Удивительно, с какой роковой неизбежностью решительно все, что я говорил и делал, вызывало неудовольствие герцогини, меж тем как у меня не было другого желания, как сохранить ее расположение. Несчастья, которые обрушились на герцога одно за другим, еще сильней привязывали меня к нему, а следовательно, и к герцогине, так как оба они всегда казались мне настолько тесно связанными, что чувства, направленные на одного из них, неизбежно распространялись и на другого. Маршал старел. Постоянное присутствие при дворе, беспокойства, с этим связанные, непрерывные охоты, а в особенности утомительные очередные дежурства – все это требовало юношеских сил, а уже не было ничего, что могло бы поддержать его силы на этом поприще. Раз его титулам суждено было разойтись по чужим рукам, а имя его должно было угаснуть вместе с ним, какой интерес был ему продолжать хлопотливую жизнь, главной целью которой было обеспечить своим детям благоволенье монарха.
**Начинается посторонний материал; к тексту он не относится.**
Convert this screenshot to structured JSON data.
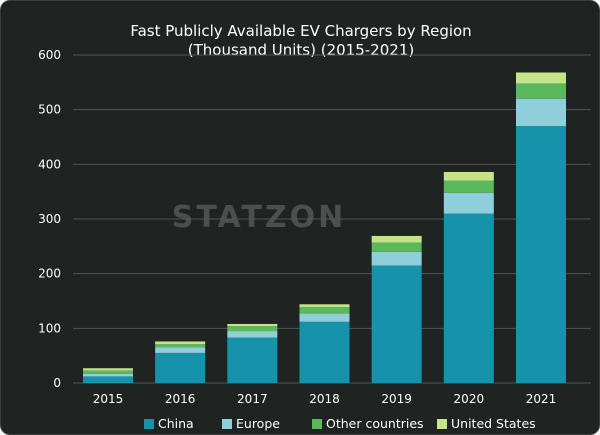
{
  "chart_data": {
    "type": "bar",
    "stacked": true,
    "title": [
      "Fast Publicly Available EV Chargers by Region",
      "(Thousand Units) (2015-2021)"
    ],
    "categories": [
      "2015",
      "2016",
      "2017",
      "2018",
      "2019",
      "2020",
      "2021"
    ],
    "series": [
      {
        "name": "China",
        "values": [
          12,
          55,
          83,
          112,
          215,
          310,
          470
        ],
        "color": "#1692aa"
      },
      {
        "name": "Europe",
        "values": [
          5,
          10,
          12,
          15,
          25,
          38,
          50
        ],
        "color": "#8fcfdc"
      },
      {
        "name": "Other countries",
        "values": [
          6,
          6,
          9,
          12,
          17,
          22,
          28
        ],
        "color": "#5cb85c"
      },
      {
        "name": "United States",
        "values": [
          4,
          5,
          4,
          5,
          12,
          16,
          20
        ],
        "color": "#c5e48a"
      }
    ],
    "yticks": [
      0,
      100,
      200,
      300,
      400,
      500,
      600
    ],
    "ylim": [
      0,
      600
    ],
    "xlabel": "",
    "ylabel": "",
    "legend_position": "bottom",
    "grid": true
  },
  "watermark": "STATZON"
}
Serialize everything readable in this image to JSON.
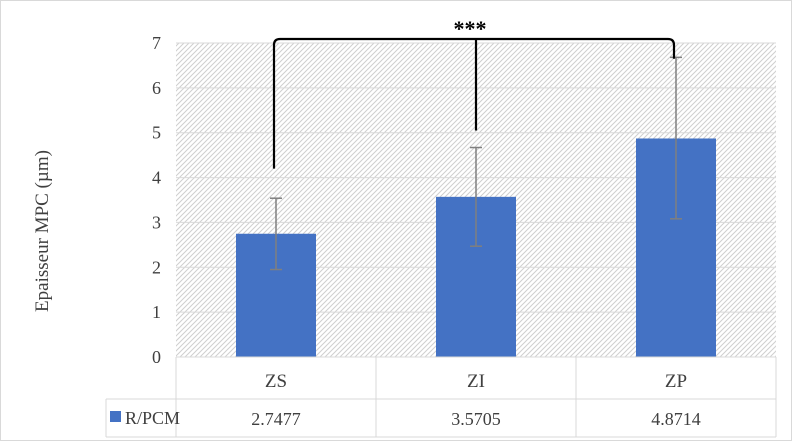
{
  "chart_data": {
    "type": "bar",
    "categories": [
      "ZS",
      "ZI",
      "ZP"
    ],
    "series": [
      {
        "name": "R/PCM",
        "values": [
          2.7477,
          3.5705,
          4.8714
        ],
        "error_low": [
          1.95,
          2.47,
          3.08
        ],
        "error_high": [
          3.54,
          4.67,
          6.68
        ],
        "value_labels": [
          "2.7477",
          "3.5705",
          "4.8714"
        ]
      }
    ],
    "title": "",
    "xlabel": "",
    "ylabel": "Epaisseur MPC (µm)",
    "ylim": [
      0,
      7
    ],
    "yticks": [
      "0",
      "1",
      "2",
      "3",
      "4",
      "5",
      "6",
      "7"
    ],
    "grid": true,
    "legend": "data-table",
    "significance": {
      "label": "***",
      "groups": [
        "ZS",
        "ZI",
        "ZP"
      ]
    },
    "colors": {
      "bar": "#4472c4",
      "error_bar": "#7f7f7f",
      "hatch": "#d9d9d9",
      "table_border": "#d9d9d9",
      "bracket": "#000000",
      "text": "#404040"
    }
  }
}
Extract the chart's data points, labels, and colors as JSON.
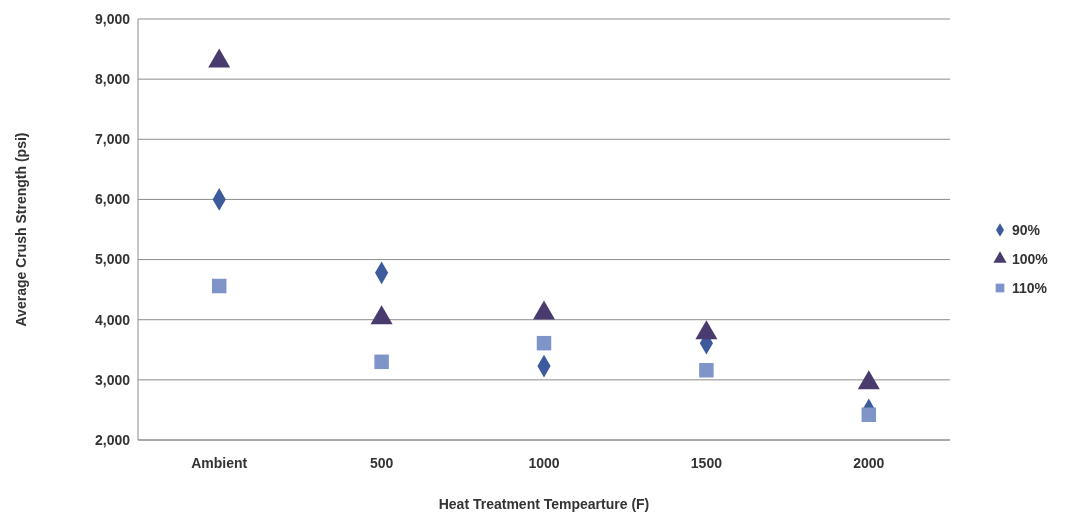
{
  "chart_data": {
    "type": "scatter",
    "xlabel": "Heat Treatment Tempearture (F)",
    "ylabel": "Average Crush Strength (psi)",
    "categories": [
      "Ambient",
      "500",
      "1000",
      "1500",
      "2000"
    ],
    "series": [
      {
        "name": "90%",
        "color": "#3d5a9c",
        "marker": "diamond",
        "values": [
          6000,
          4780,
          3230,
          3610,
          2500
        ]
      },
      {
        "name": "100%",
        "color": "#4a3b6e",
        "marker": "triangle",
        "values": [
          8300,
          4030,
          4110,
          3780,
          2950
        ]
      },
      {
        "name": "110%",
        "color": "#7f95c9",
        "marker": "square",
        "values": [
          4560,
          3300,
          3610,
          3160,
          2420
        ]
      }
    ],
    "ylim": [
      2000,
      9000
    ],
    "yticks": [
      {
        "value": 2000,
        "label": "2,000"
      },
      {
        "value": 3000,
        "label": "3,000"
      },
      {
        "value": 4000,
        "label": "4,000"
      },
      {
        "value": 5000,
        "label": "5,000"
      },
      {
        "value": 6000,
        "label": "6,000"
      },
      {
        "value": 7000,
        "label": "7,000"
      },
      {
        "value": 8000,
        "label": "8,000"
      },
      {
        "value": 9000,
        "label": "9,000"
      }
    ],
    "grid": "y",
    "legend": "right"
  }
}
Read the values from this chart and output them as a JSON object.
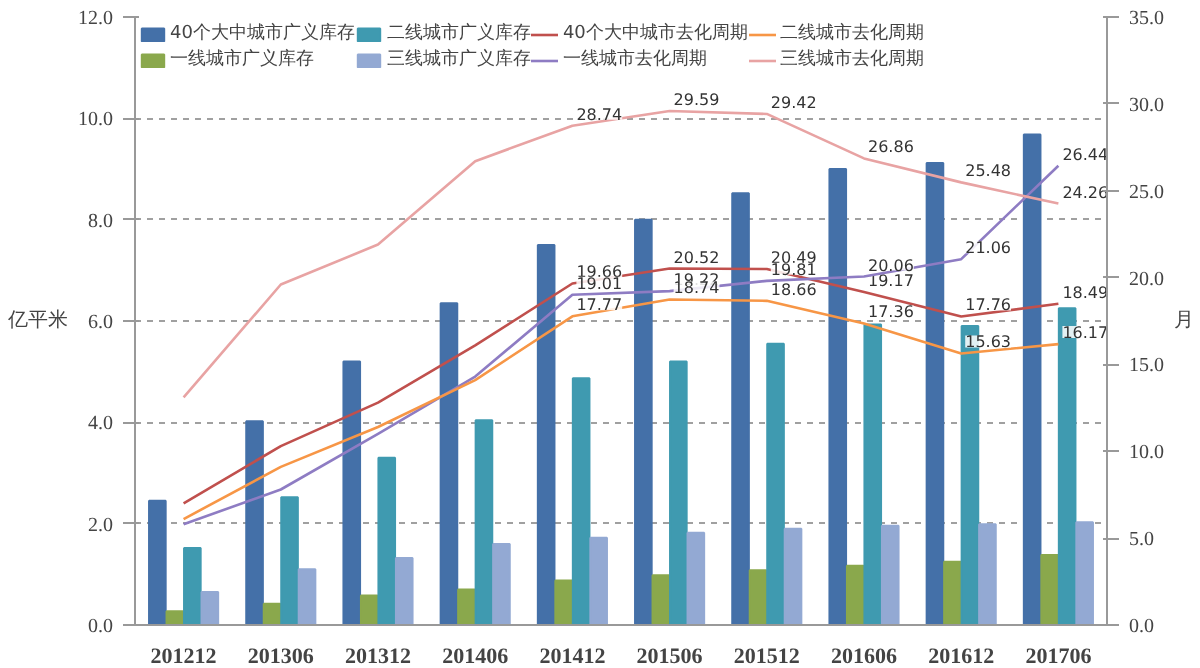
{
  "chart_data": {
    "type": "bar",
    "ylabel": "亿平米",
    "y2label": "月",
    "categories": [
      "201212",
      "201306",
      "201312",
      "201406",
      "201412",
      "201506",
      "201512",
      "201606",
      "201612",
      "201706"
    ],
    "ylim": [
      0,
      12
    ],
    "yticks": [
      {
        "value": 0,
        "label": "0.0"
      },
      {
        "value": 2,
        "label": "2.0"
      },
      {
        "value": 4,
        "label": "4.0"
      },
      {
        "value": 6,
        "label": "6.0"
      },
      {
        "value": 8,
        "label": "8.0"
      },
      {
        "value": 10,
        "label": "10.0"
      },
      {
        "value": 12,
        "label": "12.0"
      }
    ],
    "y2lim": [
      0,
      35
    ],
    "y2ticks": [
      {
        "value": 0,
        "label": "0.0"
      },
      {
        "value": 5,
        "label": "5.0"
      },
      {
        "value": 10,
        "label": "10.0"
      },
      {
        "value": 15,
        "label": "15.0"
      },
      {
        "value": 20,
        "label": "20.0"
      },
      {
        "value": 25,
        "label": "25.0"
      },
      {
        "value": 30,
        "label": "30.0"
      },
      {
        "value": 35,
        "label": "35.0"
      }
    ],
    "grid": "y",
    "legend": "top",
    "series": [
      {
        "name": "40个大中城市广义库存",
        "color": "#4470a8",
        "values": [
          2.45,
          4.02,
          5.2,
          6.35,
          7.5,
          8.0,
          8.52,
          9.0,
          9.12,
          9.68
        ]
      },
      {
        "name": "一线城市广义库存",
        "color": "#8aa84c",
        "values": [
          0.27,
          0.42,
          0.58,
          0.7,
          0.88,
          0.98,
          1.08,
          1.17,
          1.25,
          1.38
        ]
      },
      {
        "name": "二线城市广义库存",
        "color": "#3f9ab0",
        "values": [
          1.52,
          2.52,
          3.3,
          4.04,
          4.87,
          5.2,
          5.55,
          5.93,
          5.9,
          6.25
        ]
      },
      {
        "name": "三线城市广义库存",
        "color": "#93a9d3",
        "values": [
          0.65,
          1.1,
          1.32,
          1.6,
          1.72,
          1.82,
          1.9,
          1.96,
          1.99,
          2.03
        ]
      },
      {
        "name": "40个大中城市去化周期",
        "type": "line",
        "axis": "y2",
        "color": "#c0504d",
        "values": [
          7.0,
          10.3,
          12.8,
          16.1,
          19.66,
          20.52,
          20.49,
          19.17,
          17.76,
          18.49
        ],
        "value_labels": [
          null,
          null,
          null,
          null,
          "19.66",
          "20.52",
          "20.49",
          "19.17",
          "17.76",
          "18.49"
        ]
      },
      {
        "name": "一线城市去化周期",
        "type": "line",
        "axis": "y2",
        "color": "#8e7cc3",
        "values": [
          5.8,
          7.8,
          11.0,
          14.3,
          19.01,
          19.22,
          19.81,
          20.06,
          21.06,
          26.44
        ],
        "value_labels": [
          null,
          null,
          null,
          null,
          "19.01",
          "19.22",
          "19.81",
          "20.06",
          "21.06",
          "26.44"
        ]
      },
      {
        "name": "二线城市去化周期",
        "type": "line",
        "axis": "y2",
        "color": "#f79646",
        "values": [
          6.1,
          9.1,
          11.4,
          14.1,
          17.77,
          18.74,
          18.66,
          17.36,
          15.63,
          16.17
        ],
        "value_labels": [
          null,
          null,
          null,
          null,
          "17.77",
          "18.74",
          "18.66",
          "17.36",
          "15.63",
          "16.17"
        ]
      },
      {
        "name": "三线城市去化周期",
        "type": "line",
        "axis": "y2",
        "color": "#e8a3a3",
        "values": [
          13.1,
          19.6,
          21.9,
          26.7,
          28.74,
          29.59,
          29.42,
          26.86,
          25.48,
          24.26
        ],
        "value_labels": [
          null,
          null,
          null,
          null,
          "28.74",
          "29.59",
          "29.42",
          "26.86",
          "25.48",
          "24.26"
        ]
      }
    ]
  }
}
Однажды, когда мы были втроем, без посторонних и он жаловался на утомленье от службы при дворе, как человек, утративший бодрость после жестоких утрат, я осмелился заговорить с ним об отставке и подал ему такой же совет, какой Киней подал Пирру{411}. Он вздохнул и не дал решительного ответа. Но лишь только мы остались вдвоем с герцогиней, она принялась сильно выговаривать мне за этот совет, видимо, ее встревоживший. Она привела один довод, который я счел правильным, и потому решил больше не касаться этого вопроса: от долгой привычки придворная жизнь стала для герцога настоящей потребностью, а в то время была для него даже средством рассеяться, и отставка, которую я советовал ему, оказалась бы для него не столько отдыхом, сколько изгнанием; причем праздность, скука, печаль окончательно и очень скоро извели бы его. Хотя герцогиня должна была бы видеть, что убедила меня и вполне могла рассчитывать на мою верность данному ей обещанию, которого я не нарушил ни разу, она явно не была спокойна на этот счет, и я вспоминаю, что с тех пор мои беседы с маршалом наедине стали реже и почти всегда их прерывали.